Brothers and sisters:
Let no one deceive himself.
If anyone among you considers himself wise in this age,
let him become a fool, so as to become wise.
For the wisdom of this world is foolishness in the eyes of God,
for it is written:
God catches the wise in their own ruses,
and again:
The Lord knows the thoughts of the wise, that they are vain.
So let no one boast about human beings, for everything belongs to you,
Paul or Apollos or Cephas,
or the world or life or death,
or the present or the future:
all belong to you, and you to Christ, and Christ to God.

Responsorial Psalm
ps 24:1bc-2, 3-4ab, 5-6

R. (1) To the Lord belongs the earth and all that fills it.
The LORD’s are the earth and its fullness;
the world and those who dwell in it.
For he founded it upon the seas
and established it upon the rivers.
R. To the Lord belongs the earth and all that fills it.
Who can ascend the mountain of the LORD?
or who may stand in his holy place?
He whose hands are sinless, whose heart is clean,
who desires not what is vain.
R. To the Lord belongs the earth and all that fills it.

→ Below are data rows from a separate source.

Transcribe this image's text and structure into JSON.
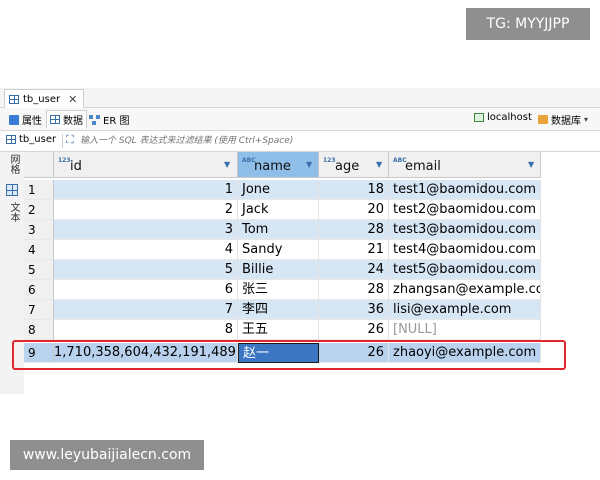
{
  "watermarks": {
    "top": "TG: MYYJJPP",
    "bottom": "www.leyubaijialecn.com"
  },
  "editor_tab": {
    "title": "tb_user",
    "close": "✕"
  },
  "sub_toolbar": {
    "tabs": [
      {
        "label": "属性",
        "icon": "properties-icon"
      },
      {
        "label": "数据",
        "icon": "data-grid-icon"
      },
      {
        "label": "ER 图",
        "icon": "er-diagram-icon"
      }
    ],
    "connection": "localhost",
    "database": "数据库",
    "more": "▾"
  },
  "filter_bar": {
    "table_name": "tb_user",
    "placeholder": "输入一个 SQL 表达式来过滤结果 (使用 Ctrl+Space)"
  },
  "left_strip": {
    "grid_tab": "网格",
    "text_tab": "文本"
  },
  "grid": {
    "columns": [
      {
        "type": "123",
        "name": "id"
      },
      {
        "type": "ABC",
        "name": "name"
      },
      {
        "type": "123",
        "name": "age"
      },
      {
        "type": "ABC",
        "name": "email"
      }
    ],
    "rows": [
      {
        "rn": "1",
        "id": "1",
        "name": "Jone",
        "age": "18",
        "email": "test1@baomidou.com"
      },
      {
        "rn": "2",
        "id": "2",
        "name": "Jack",
        "age": "20",
        "email": "test2@baomidou.com"
      },
      {
        "rn": "3",
        "id": "3",
        "name": "Tom",
        "age": "28",
        "email": "test3@baomidou.com"
      },
      {
        "rn": "4",
        "id": "4",
        "name": "Sandy",
        "age": "21",
        "email": "test4@baomidou.com"
      },
      {
        "rn": "5",
        "id": "5",
        "name": "Billie",
        "age": "24",
        "email": "test5@baomidou.com"
      },
      {
        "rn": "6",
        "id": "6",
        "name": "张三",
        "age": "28",
        "email": "zhangsan@example.com"
      },
      {
        "rn": "7",
        "id": "7",
        "name": "李四",
        "age": "36",
        "email": "lisi@example.com"
      },
      {
        "rn": "8",
        "id": "8",
        "name": "王五",
        "age": "26",
        "email": "[NULL]"
      },
      {
        "rn": "9",
        "id": "1,710,358,604,432,191,489",
        "name": "赵一",
        "age": "26",
        "email": "zhaoyi@example.com"
      }
    ]
  },
  "colors": {
    "selected_header": "#8fbfe8",
    "alt_row": "#d6e6f5",
    "highlight_box": "#e0282c",
    "focused_cell": "#3b76c2"
  }
}
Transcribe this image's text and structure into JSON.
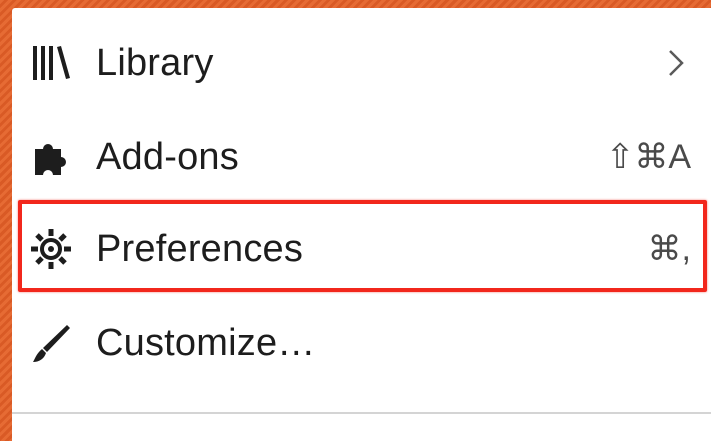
{
  "menu": {
    "items": [
      {
        "label": "Library",
        "shortcut": "",
        "icon": "library-icon",
        "has_submenu": true
      },
      {
        "label": "Add-ons",
        "shortcut": "⇧⌘A",
        "icon": "puzzle-icon"
      },
      {
        "label": "Preferences",
        "shortcut": "⌘,",
        "icon": "gear-icon",
        "highlighted": true
      },
      {
        "label": "Customize…",
        "shortcut": "",
        "icon": "brush-icon"
      }
    ]
  },
  "colors": {
    "background": "#e1642f",
    "highlight_border": "#f2271c",
    "menu_bg": "#ffffff",
    "text": "#1d1d1d"
  }
}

He shall receive a blessing from the LORD,
a reward from God his savior.
Such is the race that seeks for him,
that seeks the face of the God of Jacob.
R. To the Lord belongs the earth and all that fills it.

Gospel
lk 5:1-11

While the crowd was pressing in on Jesus and listening to the word of God,
he was standing by the Lake of Gennesaret.

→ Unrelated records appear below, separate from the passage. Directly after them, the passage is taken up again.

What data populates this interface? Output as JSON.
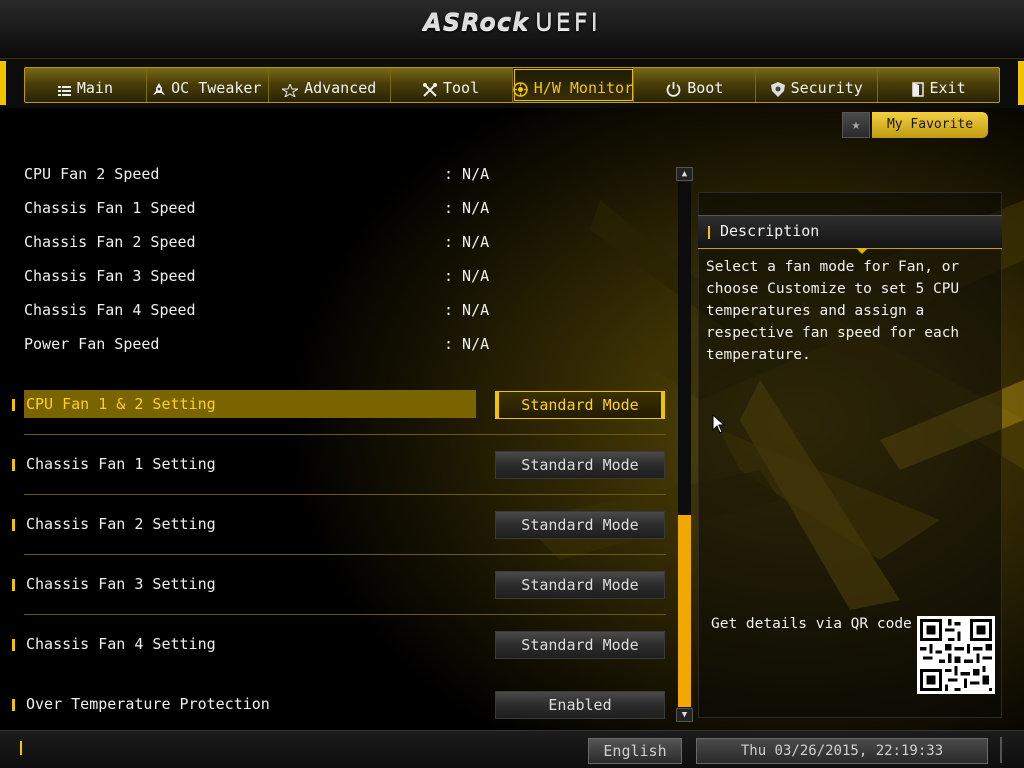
{
  "header": {
    "logo": "ASRock",
    "product": "UEFI"
  },
  "tabs": [
    {
      "label": "Main",
      "icon": "list-icon",
      "active": false
    },
    {
      "label": "OC Tweaker",
      "icon": "rocket-icon",
      "active": false
    },
    {
      "label": "Advanced",
      "icon": "star-icon",
      "active": false
    },
    {
      "label": "Tool",
      "icon": "tools-icon",
      "active": false
    },
    {
      "label": "H/W Monitor",
      "icon": "monitor-icon",
      "active": true
    },
    {
      "label": "Boot",
      "icon": "power-icon",
      "active": false
    },
    {
      "label": "Security",
      "icon": "shield-icon",
      "active": false
    },
    {
      "label": "Exit",
      "icon": "exit-door-icon",
      "active": false
    }
  ],
  "favorite": {
    "label": "My Favorite",
    "icon": "star-icon"
  },
  "info_rows": [
    {
      "label": "CPU Fan 2 Speed",
      "value": ": N/A"
    },
    {
      "label": "Chassis Fan 1 Speed",
      "value": ": N/A"
    },
    {
      "label": "Chassis Fan 2 Speed",
      "value": ": N/A"
    },
    {
      "label": "Chassis Fan 3 Speed",
      "value": ": N/A"
    },
    {
      "label": "Chassis Fan 4 Speed",
      "value": ": N/A"
    },
    {
      "label": "Power Fan Speed",
      "value": ": N/A"
    }
  ],
  "settings": [
    {
      "label": "CPU Fan 1 & 2 Setting",
      "value": "Standard Mode",
      "selected": true
    },
    {
      "label": "Chassis Fan 1 Setting",
      "value": "Standard Mode",
      "selected": false
    },
    {
      "label": "Chassis Fan 2 Setting",
      "value": "Standard Mode",
      "selected": false
    },
    {
      "label": "Chassis Fan 3 Setting",
      "value": "Standard Mode",
      "selected": false
    },
    {
      "label": "Chassis Fan 4 Setting",
      "value": "Standard Mode",
      "selected": false
    },
    {
      "label": "Over Temperature Protection",
      "value": "Enabled",
      "selected": false
    }
  ],
  "description": {
    "title": "Description",
    "text": "Select a fan mode for Fan, or\nchoose Customize to set 5 CPU\ntemperatures and assign a\nrespective fan speed for each\ntemperature.",
    "qr_label": "Get details via QR code"
  },
  "footer": {
    "language": "English",
    "datetime": "Thu 03/26/2015, 22:19:33"
  },
  "colors": {
    "accent": "#f0c400",
    "selected_bg": "#7a6400",
    "selected_text": "#ffd21a",
    "scrollbar": "#f0a800"
  }
}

He saw two boats there alongside the lake;
the fishermen had disembarked and were washing their nets.
Getting into one of the boats, the one belonging to Simon,
he asked him to put out a short distance from the shore.
Then he sat down and taught the crowds from the boat.

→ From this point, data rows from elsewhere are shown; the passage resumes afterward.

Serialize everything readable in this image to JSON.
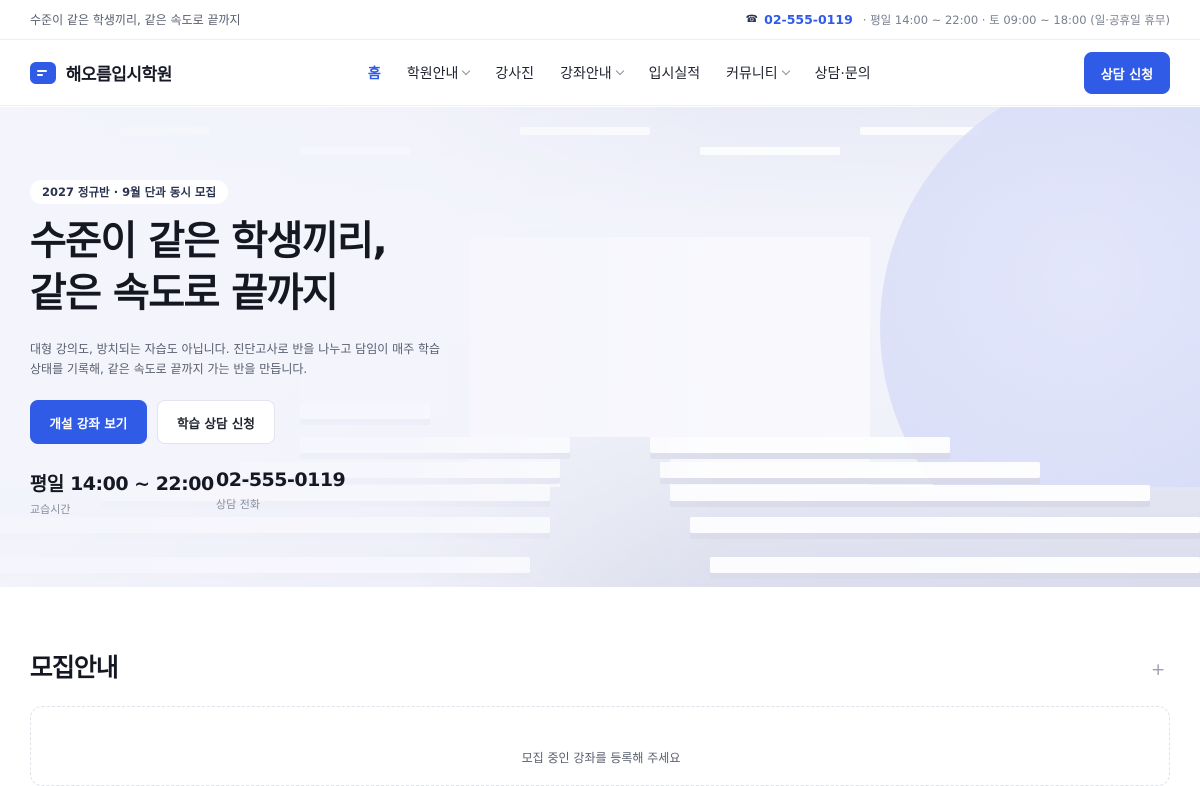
{
  "topbar": {
    "tagline": "수준이 같은 학생끼리, 같은 속도로 끝까지",
    "phone": "02-555-0119",
    "hours": "· 평일 14:00 ~ 22:00 · 토 09:00 ~ 18:00 (일·공휴일 휴무)"
  },
  "header": {
    "logo_text": "해오름입시학원",
    "nav": [
      {
        "label": "홈"
      },
      {
        "label": "학원안내"
      },
      {
        "label": "강사진"
      },
      {
        "label": "강좌안내"
      },
      {
        "label": "입시실적"
      },
      {
        "label": "커뮤니티"
      },
      {
        "label": "상담·문의"
      }
    ],
    "cta_label": "상담 신청"
  },
  "hero": {
    "badge": "2027 정규반 · 9월 단과 동시 모집",
    "headline_line1": "수준이 같은 학생끼리,",
    "headline_line2": "같은 속도로 끝까지",
    "description_line1": "대형 강의도, 방치되는 자습도 아닙니다. 진단고사로 반을 나누고 담임이 매주 학습",
    "description_line2": "상태를 기록해, 같은 속도로 끝까지 가는 반을 만듭니다.",
    "primary_button": "개설 강좌 보기",
    "secondary_button": "학습 상담 신청",
    "stats": [
      {
        "value": "평일 14:00 ~ 22:00",
        "label": "교습시간"
      },
      {
        "value": "02-555-0119",
        "label": "상담 전화"
      }
    ]
  },
  "recruit": {
    "title": "모집안내",
    "card_text": "모집 중인 강좌를 등록해 주세요"
  },
  "colors": {
    "accent": "#2f5be6",
    "text_dark": "#151822",
    "text_muted": "#5a6070"
  },
  "icons": {
    "phone": "phone-icon",
    "logo": "menu-logo-icon",
    "chevron": "chevron-down-icon",
    "plus": "plus-icon"
  }
}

After he had finished speaking, he said to Simon,
“Put out into deep water and lower your nets for a catch.”
Simon said in reply,
“Master, we have worked hard all night and have caught nothing,
but at your command I will lower the nets.”
When they had done this, they caught a great number of fish
and their nets were tearing.
They signaled to their partners in the other boat
to come to help them.
They came and filled both boats
so that the boats were in danger of sinking.
When Simon Peter saw this, he fell at the knees of Jesus and said,
“Depart from me, Lord, for I am a sinful man.”
For astonishment at the catch of fish they had made seized him
and all those with him,
and likewise James and John, the sons of Zebedee,
who were partners of Simon.
Jesus said to Simon, “Do not be afraid;
from now on you will be catching men.”
When they brought their boats to the shore,
they left everything and followed him.